Bombinate sounds like it should be the province of bombastic blowhards who bound up and bombard you with droning blather at parties-and it is. The word derives from the Greek word bombos, a term that probably originated as an imitation of a deep, hollow sound (the kind we would likely refer to as "booming" nowadays). Latin speakers rendered the original Greek form as "bombus," and that root gave forth a veritable din of raucous English offspring, including not only "bombinate," but also "bomb," "bombard," and "bound" ("to leap"). However, Latin bombus is not a direct ancestor of "bombastic," which traces to "bombyx," a Greek name for the silkworm.

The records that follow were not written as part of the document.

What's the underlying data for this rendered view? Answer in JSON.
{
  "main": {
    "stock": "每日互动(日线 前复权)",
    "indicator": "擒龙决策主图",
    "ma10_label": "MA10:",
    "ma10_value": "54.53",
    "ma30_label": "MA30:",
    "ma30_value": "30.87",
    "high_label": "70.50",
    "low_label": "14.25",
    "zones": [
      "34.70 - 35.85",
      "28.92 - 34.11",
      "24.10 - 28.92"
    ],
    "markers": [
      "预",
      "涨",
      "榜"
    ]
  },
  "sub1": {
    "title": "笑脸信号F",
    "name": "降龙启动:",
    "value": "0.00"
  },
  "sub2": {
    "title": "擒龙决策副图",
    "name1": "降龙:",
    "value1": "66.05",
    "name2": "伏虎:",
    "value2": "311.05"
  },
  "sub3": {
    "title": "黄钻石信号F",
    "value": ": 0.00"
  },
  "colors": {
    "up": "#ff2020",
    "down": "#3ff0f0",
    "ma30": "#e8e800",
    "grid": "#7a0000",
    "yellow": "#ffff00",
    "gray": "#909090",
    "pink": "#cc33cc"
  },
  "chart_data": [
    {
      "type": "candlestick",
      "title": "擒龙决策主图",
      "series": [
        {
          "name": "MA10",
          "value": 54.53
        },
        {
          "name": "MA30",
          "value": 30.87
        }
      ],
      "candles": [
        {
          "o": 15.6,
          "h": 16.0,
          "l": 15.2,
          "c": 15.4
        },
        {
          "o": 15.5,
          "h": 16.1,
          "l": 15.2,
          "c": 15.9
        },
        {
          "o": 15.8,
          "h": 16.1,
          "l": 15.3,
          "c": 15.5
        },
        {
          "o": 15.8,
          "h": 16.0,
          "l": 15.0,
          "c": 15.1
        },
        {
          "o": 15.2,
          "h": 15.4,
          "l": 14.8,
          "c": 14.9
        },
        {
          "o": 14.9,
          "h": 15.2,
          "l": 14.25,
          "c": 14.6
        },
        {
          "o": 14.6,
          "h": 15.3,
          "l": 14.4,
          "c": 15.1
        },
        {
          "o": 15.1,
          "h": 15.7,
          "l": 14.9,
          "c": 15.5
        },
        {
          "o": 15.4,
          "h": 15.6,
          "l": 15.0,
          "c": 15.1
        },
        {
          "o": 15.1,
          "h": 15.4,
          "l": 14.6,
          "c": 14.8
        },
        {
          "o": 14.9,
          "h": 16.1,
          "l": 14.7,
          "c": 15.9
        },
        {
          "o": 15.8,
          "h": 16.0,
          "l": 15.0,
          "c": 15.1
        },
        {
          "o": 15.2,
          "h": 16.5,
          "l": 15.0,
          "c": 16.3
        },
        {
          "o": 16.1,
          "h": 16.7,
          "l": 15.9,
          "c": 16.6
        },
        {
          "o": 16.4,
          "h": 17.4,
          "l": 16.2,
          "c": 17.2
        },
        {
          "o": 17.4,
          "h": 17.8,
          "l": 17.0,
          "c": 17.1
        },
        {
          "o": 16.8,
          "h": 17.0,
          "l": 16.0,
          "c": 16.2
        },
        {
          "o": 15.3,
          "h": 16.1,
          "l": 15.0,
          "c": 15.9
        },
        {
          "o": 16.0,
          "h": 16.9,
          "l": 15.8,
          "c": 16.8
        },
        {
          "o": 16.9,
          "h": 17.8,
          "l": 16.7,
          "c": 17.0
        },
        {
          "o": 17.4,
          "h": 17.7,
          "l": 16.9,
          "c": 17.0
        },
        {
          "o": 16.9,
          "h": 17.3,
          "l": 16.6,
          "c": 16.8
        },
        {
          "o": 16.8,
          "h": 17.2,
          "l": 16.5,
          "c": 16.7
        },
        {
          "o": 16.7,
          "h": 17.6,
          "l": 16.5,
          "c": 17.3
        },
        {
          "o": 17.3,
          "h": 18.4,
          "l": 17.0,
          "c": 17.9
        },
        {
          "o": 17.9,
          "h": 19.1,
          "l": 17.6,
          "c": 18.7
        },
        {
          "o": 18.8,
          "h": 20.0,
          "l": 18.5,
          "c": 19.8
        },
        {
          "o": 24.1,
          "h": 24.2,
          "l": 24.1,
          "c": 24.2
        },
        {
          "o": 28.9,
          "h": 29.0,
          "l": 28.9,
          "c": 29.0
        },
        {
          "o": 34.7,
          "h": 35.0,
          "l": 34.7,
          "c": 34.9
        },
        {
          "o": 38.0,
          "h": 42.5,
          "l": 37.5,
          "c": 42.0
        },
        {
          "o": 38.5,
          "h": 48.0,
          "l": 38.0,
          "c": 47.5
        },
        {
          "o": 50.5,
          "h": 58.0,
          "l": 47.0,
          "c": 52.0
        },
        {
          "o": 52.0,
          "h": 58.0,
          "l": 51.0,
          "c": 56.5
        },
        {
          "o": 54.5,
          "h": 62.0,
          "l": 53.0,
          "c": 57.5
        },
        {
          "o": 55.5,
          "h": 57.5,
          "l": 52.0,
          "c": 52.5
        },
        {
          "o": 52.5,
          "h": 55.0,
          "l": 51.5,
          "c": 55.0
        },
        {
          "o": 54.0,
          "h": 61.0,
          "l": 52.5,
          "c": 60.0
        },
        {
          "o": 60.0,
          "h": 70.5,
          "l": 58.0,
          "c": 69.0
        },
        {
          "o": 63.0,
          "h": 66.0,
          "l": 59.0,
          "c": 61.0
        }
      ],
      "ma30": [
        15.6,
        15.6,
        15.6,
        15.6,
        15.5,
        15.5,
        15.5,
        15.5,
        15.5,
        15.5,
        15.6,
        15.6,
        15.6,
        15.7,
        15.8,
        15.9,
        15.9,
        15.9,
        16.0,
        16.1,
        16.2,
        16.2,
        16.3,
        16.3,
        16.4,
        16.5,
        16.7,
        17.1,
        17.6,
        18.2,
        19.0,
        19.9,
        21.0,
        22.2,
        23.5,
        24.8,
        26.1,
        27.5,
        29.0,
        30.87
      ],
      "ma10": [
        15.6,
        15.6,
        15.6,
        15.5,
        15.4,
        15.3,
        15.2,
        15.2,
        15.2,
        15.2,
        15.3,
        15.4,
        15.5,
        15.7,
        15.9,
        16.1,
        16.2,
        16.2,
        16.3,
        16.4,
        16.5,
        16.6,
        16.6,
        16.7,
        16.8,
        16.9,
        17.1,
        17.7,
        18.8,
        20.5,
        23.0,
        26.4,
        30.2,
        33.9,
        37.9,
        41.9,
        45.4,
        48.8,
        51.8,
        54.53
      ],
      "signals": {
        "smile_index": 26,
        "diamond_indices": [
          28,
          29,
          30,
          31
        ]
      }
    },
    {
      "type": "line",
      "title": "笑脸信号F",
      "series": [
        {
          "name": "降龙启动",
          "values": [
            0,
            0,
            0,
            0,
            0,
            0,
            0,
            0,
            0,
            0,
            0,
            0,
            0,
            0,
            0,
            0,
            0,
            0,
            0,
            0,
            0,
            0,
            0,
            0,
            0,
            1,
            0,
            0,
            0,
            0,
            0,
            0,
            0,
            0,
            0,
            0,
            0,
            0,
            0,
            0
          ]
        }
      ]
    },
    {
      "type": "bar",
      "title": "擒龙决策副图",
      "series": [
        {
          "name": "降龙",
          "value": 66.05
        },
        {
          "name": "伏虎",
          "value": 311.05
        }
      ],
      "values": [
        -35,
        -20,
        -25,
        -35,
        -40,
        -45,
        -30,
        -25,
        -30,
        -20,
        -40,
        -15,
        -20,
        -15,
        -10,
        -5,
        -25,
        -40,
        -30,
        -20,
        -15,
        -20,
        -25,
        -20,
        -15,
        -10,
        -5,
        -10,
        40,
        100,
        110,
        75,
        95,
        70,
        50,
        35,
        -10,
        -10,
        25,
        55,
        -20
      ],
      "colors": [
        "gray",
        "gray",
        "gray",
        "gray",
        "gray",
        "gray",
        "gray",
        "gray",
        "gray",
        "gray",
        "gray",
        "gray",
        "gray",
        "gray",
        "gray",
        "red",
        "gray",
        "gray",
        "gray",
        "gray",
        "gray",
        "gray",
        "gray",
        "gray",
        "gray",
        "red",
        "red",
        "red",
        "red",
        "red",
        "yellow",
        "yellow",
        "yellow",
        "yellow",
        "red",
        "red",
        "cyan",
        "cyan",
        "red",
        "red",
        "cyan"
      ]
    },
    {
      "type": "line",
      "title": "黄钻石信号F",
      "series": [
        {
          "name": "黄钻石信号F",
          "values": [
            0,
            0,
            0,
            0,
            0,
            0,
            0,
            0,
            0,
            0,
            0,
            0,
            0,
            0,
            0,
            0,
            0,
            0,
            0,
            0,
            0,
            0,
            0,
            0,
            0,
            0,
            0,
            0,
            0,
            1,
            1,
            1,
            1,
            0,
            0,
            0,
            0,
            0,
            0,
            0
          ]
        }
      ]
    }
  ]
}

borrowed from Medieval Latin bombinātus, past participle of bombināre, word of uncertain meaning formed from the base of Latin bombīre or bombilāre "to buzz, hum" (in New Latin taken to be synonymous with these words), derivatives of bombus "buzzing, humming," borrowed from Greek bómbos — more at bomb entry 1
Latin bombināre has had a shadowy existence from the time of Martianus Capella (5th century c.e.), who uses the agent derivative bombinātor in his De Nuptiis Philologiae et Mercurii. The 11th century lexicographer Papias glosses bombināre as conuiciari ("to utter abuse against, scold, revile"), or at least Papias is thus recorded in an early printed edition (Venice, 1485), which was picked up in Du Cange's dictionary of post-classical Latin, Glossarium mediae et infimae Latinitatis. An oft-quoted occurrence is in the imaginary book title Quaestio subtilissima, utrum Chimaera in vacuo bombinans possit comedere secundas intentiones ("A subtle question, whether a Chimera buzzing in a vacuum can devour secondary intentions"), part of a mock library in François Rabelais's Pantagruel (the first volume, printed ca. 1532, of the Gargantua and Pantagruel novels); the translation of bombinans is conventional, but Rabelais' meaning is far from certain.